É comum ver muitas pessoas somente pronunciando sonhos em meras palavras, precisam aprender que isso não é suficiente, é deveras vago apenas dizer a si mesmo ou aos outros que você tem um sonho, esmera alcançar determinado objetivo e não faz, efetivamente, nada para que isso se concretize. Tudo pressupõe esforço e dedicação, logo, para que você alcance seu objetivo ou realize algo de suma importância em sua vida, é necessário, muitas vezes, a abdicação de outras coisas, de outros prazeres e atividades.

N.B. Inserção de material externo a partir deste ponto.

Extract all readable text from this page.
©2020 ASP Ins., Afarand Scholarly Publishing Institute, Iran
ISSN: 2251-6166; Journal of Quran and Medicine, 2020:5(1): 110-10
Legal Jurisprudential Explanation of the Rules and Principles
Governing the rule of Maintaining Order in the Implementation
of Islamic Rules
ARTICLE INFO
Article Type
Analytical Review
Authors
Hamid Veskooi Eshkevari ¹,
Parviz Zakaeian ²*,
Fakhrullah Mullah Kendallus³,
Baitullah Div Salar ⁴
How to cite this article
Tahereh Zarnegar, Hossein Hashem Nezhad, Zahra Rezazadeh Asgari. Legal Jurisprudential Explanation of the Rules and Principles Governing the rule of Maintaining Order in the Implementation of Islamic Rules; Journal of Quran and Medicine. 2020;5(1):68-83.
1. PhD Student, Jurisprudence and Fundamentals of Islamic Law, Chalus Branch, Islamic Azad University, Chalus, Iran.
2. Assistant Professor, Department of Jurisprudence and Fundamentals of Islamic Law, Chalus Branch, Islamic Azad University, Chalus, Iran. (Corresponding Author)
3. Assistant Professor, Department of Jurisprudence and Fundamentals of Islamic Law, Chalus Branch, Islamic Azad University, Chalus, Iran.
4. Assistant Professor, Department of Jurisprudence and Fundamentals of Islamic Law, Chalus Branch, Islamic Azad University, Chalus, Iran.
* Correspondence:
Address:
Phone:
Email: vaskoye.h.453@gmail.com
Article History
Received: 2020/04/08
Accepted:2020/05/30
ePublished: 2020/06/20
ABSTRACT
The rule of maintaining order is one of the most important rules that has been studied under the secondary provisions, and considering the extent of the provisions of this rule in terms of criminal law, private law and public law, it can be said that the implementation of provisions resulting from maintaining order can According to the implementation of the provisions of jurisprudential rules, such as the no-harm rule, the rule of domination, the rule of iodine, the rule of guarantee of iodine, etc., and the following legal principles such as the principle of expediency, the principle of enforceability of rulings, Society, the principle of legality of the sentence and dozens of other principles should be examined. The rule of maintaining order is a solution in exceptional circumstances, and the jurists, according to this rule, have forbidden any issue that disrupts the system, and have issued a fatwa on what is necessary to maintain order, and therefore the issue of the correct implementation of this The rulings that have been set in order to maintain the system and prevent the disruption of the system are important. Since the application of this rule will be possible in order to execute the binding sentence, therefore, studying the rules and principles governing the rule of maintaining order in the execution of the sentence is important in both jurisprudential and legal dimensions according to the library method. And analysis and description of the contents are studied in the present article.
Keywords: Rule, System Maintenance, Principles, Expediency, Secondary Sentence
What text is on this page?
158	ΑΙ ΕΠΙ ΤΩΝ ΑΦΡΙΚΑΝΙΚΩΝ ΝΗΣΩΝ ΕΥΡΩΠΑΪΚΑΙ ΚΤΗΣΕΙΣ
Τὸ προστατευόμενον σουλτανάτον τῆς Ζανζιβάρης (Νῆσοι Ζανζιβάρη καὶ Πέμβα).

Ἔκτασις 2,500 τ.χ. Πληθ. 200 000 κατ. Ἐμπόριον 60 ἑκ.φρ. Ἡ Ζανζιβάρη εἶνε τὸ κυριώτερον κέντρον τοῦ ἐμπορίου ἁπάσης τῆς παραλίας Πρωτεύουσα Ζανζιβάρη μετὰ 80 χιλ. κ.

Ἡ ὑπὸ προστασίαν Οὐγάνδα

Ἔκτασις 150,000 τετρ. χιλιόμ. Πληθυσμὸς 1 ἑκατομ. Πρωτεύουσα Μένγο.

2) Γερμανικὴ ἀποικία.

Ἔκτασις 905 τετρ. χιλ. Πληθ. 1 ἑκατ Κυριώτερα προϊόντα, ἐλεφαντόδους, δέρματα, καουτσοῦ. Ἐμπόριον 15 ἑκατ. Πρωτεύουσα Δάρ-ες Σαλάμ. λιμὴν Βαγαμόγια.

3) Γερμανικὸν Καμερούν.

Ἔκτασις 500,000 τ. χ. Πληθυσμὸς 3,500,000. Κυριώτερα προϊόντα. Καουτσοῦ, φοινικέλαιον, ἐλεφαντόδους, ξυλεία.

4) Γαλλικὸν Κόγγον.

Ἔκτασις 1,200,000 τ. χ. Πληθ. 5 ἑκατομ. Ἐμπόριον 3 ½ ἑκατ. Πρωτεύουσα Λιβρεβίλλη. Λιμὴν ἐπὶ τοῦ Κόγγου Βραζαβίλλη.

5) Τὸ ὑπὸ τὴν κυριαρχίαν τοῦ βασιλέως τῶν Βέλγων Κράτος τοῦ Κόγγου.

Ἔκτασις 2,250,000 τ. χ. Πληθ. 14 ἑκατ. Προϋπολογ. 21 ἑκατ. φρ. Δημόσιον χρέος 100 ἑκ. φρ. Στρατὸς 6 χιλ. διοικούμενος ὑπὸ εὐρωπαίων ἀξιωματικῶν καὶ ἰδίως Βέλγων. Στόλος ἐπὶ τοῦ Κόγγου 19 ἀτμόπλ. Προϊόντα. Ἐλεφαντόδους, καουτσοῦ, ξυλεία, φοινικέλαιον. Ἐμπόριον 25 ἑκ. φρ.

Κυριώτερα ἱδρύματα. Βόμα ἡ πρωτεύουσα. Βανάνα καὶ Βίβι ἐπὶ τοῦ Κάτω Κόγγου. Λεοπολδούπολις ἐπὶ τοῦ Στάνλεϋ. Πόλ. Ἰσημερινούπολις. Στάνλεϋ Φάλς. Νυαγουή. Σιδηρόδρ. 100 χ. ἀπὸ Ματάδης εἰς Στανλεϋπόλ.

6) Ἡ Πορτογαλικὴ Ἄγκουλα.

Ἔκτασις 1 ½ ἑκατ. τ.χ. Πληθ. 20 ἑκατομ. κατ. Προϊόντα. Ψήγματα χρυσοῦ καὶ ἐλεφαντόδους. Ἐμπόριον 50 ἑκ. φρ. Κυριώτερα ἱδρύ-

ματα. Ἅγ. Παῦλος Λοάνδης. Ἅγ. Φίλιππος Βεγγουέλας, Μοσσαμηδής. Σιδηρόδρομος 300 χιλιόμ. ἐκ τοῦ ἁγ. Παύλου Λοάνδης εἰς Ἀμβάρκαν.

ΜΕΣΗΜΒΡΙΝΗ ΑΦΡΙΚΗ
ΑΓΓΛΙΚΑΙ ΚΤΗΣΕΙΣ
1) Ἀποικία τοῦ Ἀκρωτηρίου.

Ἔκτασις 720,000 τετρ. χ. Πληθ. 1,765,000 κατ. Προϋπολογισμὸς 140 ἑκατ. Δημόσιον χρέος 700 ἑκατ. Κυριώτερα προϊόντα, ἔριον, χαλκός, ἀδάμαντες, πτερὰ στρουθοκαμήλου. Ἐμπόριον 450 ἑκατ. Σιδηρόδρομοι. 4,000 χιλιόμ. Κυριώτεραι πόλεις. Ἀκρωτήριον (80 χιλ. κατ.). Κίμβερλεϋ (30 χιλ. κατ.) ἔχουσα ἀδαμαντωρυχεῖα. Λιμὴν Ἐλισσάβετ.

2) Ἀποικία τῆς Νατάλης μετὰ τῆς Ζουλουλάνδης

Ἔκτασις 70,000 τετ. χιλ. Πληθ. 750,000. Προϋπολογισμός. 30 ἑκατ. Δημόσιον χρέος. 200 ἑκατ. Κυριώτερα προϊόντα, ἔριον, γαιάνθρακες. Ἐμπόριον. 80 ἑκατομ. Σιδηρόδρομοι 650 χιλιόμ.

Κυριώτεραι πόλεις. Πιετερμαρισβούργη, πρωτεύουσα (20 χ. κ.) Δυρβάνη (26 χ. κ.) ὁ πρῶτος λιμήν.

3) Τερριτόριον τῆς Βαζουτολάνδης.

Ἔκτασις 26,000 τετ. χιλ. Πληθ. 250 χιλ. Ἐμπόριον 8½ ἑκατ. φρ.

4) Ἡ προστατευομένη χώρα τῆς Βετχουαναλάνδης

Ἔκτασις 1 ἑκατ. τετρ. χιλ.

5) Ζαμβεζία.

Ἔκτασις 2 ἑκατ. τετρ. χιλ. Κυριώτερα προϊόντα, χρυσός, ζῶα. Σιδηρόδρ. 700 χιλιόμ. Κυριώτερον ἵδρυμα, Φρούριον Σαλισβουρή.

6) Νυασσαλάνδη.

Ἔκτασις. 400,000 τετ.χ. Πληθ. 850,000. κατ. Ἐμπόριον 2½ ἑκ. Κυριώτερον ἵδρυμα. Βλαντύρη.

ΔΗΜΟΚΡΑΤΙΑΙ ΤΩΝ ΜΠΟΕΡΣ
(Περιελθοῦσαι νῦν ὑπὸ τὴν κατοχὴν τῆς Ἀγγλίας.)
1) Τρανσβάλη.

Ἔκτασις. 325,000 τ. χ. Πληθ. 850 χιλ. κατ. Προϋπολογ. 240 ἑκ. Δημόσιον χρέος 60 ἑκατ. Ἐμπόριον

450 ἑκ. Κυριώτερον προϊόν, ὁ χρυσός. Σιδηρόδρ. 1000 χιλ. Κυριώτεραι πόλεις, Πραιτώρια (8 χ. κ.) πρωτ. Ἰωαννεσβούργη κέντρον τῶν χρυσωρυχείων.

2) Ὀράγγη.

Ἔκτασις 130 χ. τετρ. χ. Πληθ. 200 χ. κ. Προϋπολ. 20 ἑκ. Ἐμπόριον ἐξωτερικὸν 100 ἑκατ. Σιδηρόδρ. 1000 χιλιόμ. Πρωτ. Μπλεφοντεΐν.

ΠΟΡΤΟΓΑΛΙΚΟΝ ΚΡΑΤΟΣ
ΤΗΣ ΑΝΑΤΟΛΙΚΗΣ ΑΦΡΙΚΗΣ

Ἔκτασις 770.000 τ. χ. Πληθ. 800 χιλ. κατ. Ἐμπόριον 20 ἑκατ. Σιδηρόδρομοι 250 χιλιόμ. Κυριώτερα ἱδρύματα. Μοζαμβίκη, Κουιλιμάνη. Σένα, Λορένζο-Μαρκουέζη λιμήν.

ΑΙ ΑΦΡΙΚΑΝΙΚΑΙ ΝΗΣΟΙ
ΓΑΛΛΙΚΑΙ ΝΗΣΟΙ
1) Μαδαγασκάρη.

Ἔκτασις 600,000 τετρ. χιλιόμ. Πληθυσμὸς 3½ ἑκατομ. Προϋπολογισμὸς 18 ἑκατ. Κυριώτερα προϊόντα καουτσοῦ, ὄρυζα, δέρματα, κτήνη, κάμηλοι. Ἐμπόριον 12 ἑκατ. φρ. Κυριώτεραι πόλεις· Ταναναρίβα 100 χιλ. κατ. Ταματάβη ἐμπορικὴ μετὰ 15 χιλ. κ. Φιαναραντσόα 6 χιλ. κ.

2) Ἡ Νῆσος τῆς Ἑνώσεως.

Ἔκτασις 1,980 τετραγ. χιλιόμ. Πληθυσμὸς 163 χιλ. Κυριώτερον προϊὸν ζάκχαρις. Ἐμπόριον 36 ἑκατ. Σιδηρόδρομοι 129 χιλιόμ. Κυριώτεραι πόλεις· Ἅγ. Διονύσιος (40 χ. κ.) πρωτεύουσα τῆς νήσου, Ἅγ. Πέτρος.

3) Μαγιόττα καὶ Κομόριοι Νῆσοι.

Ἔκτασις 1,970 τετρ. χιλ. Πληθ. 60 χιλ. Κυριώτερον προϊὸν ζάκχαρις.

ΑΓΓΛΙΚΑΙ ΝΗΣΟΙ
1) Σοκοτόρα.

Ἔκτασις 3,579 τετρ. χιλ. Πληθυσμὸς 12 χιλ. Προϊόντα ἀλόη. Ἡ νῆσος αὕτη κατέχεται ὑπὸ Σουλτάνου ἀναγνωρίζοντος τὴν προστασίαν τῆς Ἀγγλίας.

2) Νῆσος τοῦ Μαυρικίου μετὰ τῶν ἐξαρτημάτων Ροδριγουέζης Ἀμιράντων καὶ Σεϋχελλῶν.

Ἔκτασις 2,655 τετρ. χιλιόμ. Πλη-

O que notamos é um absurdo número de sonhadores utópicos, mas sem coragem, força e disciplina para realmente concretizarem tais sonhos. Por isso, deixo aqui esse estímulo, vamos parar de falar da boca para fora nossas aspirações e começar, mesmo que com pequenos hábitos e atitudes, a traçar o caminho concreto que nos levará aos nossos sonhos. Parece clichê dizer isso, mas tudo começa com pequenos passos, pequenos hábitos e esforços cotidianos. Precisamos dedicar tempo àquilo que pretendemos aprender, fazer, conquistar ou realizar, é preciso investir tempo e esforços naquilo que pretendemos nos tornar, em suma, é preciso mais fazer do que falar.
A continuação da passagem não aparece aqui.